眼皮抖得像风中的纸。
他张了张嘴,声音干得像砂纸摩擦:“你……你怎么发现的?”
“你做得挺干净。”庄岩语气像在念天气预报,“现场像自杀,老公发疯,妻儿惨死。
一点痕迹没有。”
“可车宇死了。”
“他?”
“一个连烟都不抽的人,临死前吞了整整一盒安眠药。”庄岩缓缓道,“他根本不想死。
那他为什么死?”
关长轩咬着牙,眼珠子红了。
“因为怕。

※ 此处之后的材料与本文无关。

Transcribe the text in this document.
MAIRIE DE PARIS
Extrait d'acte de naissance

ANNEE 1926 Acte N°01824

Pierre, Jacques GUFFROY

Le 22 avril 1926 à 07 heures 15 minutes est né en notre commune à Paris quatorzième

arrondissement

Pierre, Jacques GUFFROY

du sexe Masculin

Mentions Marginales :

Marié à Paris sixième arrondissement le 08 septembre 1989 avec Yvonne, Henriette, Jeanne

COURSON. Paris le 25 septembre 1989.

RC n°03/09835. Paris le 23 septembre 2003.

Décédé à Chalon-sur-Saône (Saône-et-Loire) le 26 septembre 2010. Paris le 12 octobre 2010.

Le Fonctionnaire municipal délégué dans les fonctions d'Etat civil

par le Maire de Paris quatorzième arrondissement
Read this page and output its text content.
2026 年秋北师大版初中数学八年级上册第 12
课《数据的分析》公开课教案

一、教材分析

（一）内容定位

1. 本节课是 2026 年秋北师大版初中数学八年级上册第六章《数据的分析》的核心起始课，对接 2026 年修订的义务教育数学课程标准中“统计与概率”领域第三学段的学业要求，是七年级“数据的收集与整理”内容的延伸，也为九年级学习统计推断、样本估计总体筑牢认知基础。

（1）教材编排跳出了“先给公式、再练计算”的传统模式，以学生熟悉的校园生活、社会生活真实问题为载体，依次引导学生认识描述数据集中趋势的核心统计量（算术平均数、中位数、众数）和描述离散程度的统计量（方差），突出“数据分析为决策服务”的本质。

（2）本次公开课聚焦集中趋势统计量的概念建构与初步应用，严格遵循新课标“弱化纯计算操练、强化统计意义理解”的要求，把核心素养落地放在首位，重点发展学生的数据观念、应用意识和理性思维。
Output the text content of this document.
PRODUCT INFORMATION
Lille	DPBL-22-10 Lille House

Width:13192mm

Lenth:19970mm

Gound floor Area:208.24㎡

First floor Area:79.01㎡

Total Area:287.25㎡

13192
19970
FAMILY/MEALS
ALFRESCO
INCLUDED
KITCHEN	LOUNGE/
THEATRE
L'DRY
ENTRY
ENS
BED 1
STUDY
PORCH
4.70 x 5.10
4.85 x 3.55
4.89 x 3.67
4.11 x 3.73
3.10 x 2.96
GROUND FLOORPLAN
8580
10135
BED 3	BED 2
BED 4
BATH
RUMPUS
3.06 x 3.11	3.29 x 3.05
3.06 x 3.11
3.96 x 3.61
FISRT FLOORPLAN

”庄岩说,“怕到宁可自杀,也不愿被你活活抽干精血。”
他咬着牙想憋住,可眼泪还是不争气地往下掉。
身体根本不受控制,抖得像风中残叶。
关长轩心里明白,不用等癌症拖死他——
早晚得上刑场,了结这满手血腥的一生。
“我……我以前真不是坏人。”他盯着庄岩,嘴唇发颤,“你信吗?”
这世上,哪有纯白无瑕的人?
也找不到彻头彻尾的恶鬼。
一步踏错,就是天堂变地狱。
五年前,他还是个阳光爱笑的小伙子。
五年后,却成了连孩子都不放过的冷血畜生。
“嗯,我信。”
庄岩站起身,朝门口走去。
门拉开的一刻,他忽然回头,脸上还挂着平静,眼睛却像刀子:“我信你大爷!”
案子,终于算完了。
两桩命案,十条人命。
命真薄啊,跟纸一样,一口气就能吹没。